Seine Spezialität war das Bauen von Spiegelteleskopen, die im Laufe seines Lebens immer grösser wurden. Sie ermöglichten ihm und seiner Schwester Caroline – die ebenfalls eine begabte Astronomin war – ganz tief ins Weltall zu blicken. Miteinander entdeckten sie unter anderem den Planeten Uranus.
Herschels Humor zeigte sich beim Besuch des Erzbischofs von Canterbury. Der 12 Meter lange Tubus seines Teleskops lag gerade am Boden, und Herschel lud ihn ein, mit ihm durch das Rohr zu gehen, indem er sagte: «Kommen Sie nur, Mylord Bischof, ich will Ihnen den Weg zum Himmel zeigen.»
Angetrieben wurden William und Caroline Herschel von der Faszination, in Bereiche vorzudringen, die nie zuvor ein Menschenauge erblickt hat. Das Vorhaben, alle Fixsterne zu registrieren, mussten sie allerdings wegen der unerwarteten Menge aufgeben. Einmal waren «im Verlaufe nur einer Viertelstunde sage und schreibe 116000 Sterne durch das Blickfeld gewandert».

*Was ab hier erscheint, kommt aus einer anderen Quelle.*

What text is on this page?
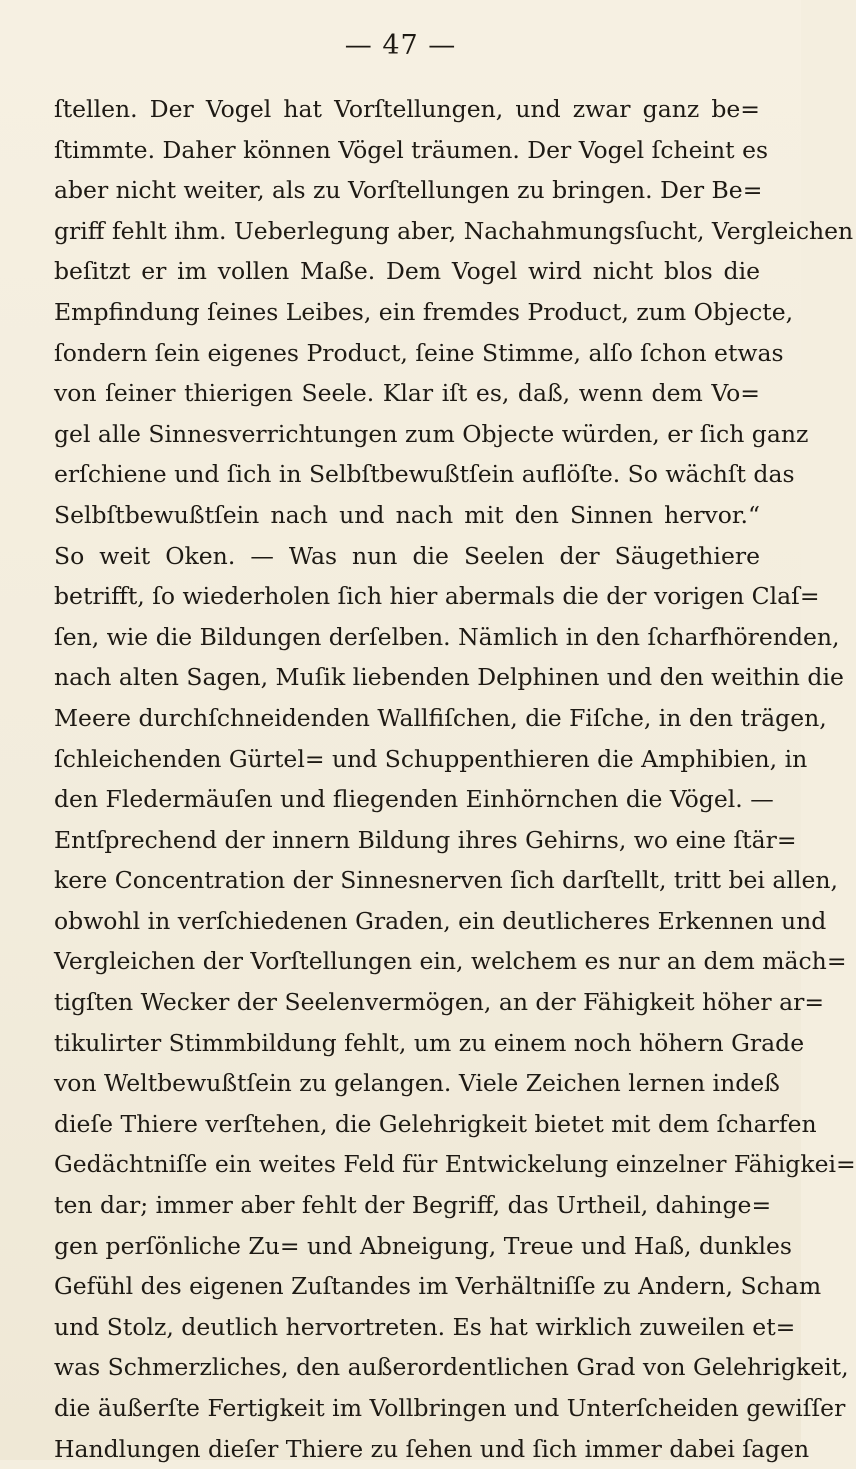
— 47 —
ſtellen. Der Vogel hat Vorſtellungen, und zwar ganz be=
ſtimmte. Daher können Vögel träumen. Der Vogel ſcheint es
aber nicht weiter, als zu Vorſtellungen zu bringen. Der Be=
griff fehlt ihm. Ueberlegung aber, Nachahmungsſucht, Vergleichen
beſitzt er im vollen Maße. Dem Vogel wird nicht blos die
Empfindung ſeines Leibes, ein fremdes Product, zum Objecte,
ſondern ſein eigenes Product, ſeine Stimme, alſo ſchon etwas
von ſeiner thierigen Seele. Klar iſt es, daß, wenn dem Vo=
gel alle Sinnesverrichtungen zum Objecte würden, er ſich ganz
erſchiene und ſich in Selbſtbewußtſein auflöſte. So wächſt das
Selbſtbewußtſein nach und nach mit den Sinnen hervor.“
So weit Oken. — Was nun die Seelen der Säugethiere
betrifft, ſo wiederholen ſich hier abermals die der vorigen Claſ=
ſen, wie die Bildungen derſelben. Nämlich in den ſcharfhörenden,
nach alten Sagen, Muſik liebenden Delphinen und den weithin die
Meere durchſchneidenden Wallfiſchen, die Fiſche, in den trägen,
ſchleichenden Gürtel= und Schuppenthieren die Amphibien, in
den Fledermäuſen und fliegenden Einhörnchen die Vögel. —
Entſprechend der innern Bildung ihres Gehirns, wo eine ſtär=
kere Concentration der Sinnesnerven ſich darſtellt, tritt bei allen,
obwohl in verſchiedenen Graden, ein deutlicheres Erkennen und
Vergleichen der Vorſtellungen ein, welchem es nur an dem mäch=
tigſten Wecker der Seelenvermögen, an der Fähigkeit höher ar=
tikulirter Stimmbildung fehlt, um zu einem noch höhern Grade
von Weltbewußtſein zu gelangen. Viele Zeichen lernen indeß
dieſe Thiere verſtehen, die Gelehrigkeit bietet mit dem ſcharfen
Gedächtniſſe ein weites Feld für Entwickelung einzelner Fähigkei=
ten dar; immer aber fehlt der Begriff, das Urtheil, dahinge=
gen perſönliche Zu= und Abneigung, Treue und Haß, dunkles
Gefühl des eigenen Zuſtandes im Verhältniſſe zu Andern, Scham
und Stolz, deutlich hervortreten. Es hat wirklich zuweilen et=
was Schmerzliches, den außerordentlichen Grad von Gelehrigkeit,
die äußerſte Fertigkeit im Vollbringen und Unterſcheiden gewiſſer
Handlungen dieſer Thiere zu ſehen und ſich immer dabei ſagen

Der Astronom kam zur Einsicht: «Sehen ist eine Kunst, die erlernt werden muss.» Wer Neues sehen will, muss die alten Bilder im Kopf hinter sich lassen. Dasselbe gilt auch für Menschen. Jede Person ist quasi ein eigenes Universum – gottgeschaffen wie das Weltall. Das beste «Teleskop», einen Menschen zu entdecken, ist die ungeteilte und vorurteilsfreie Aufmerksamkeit.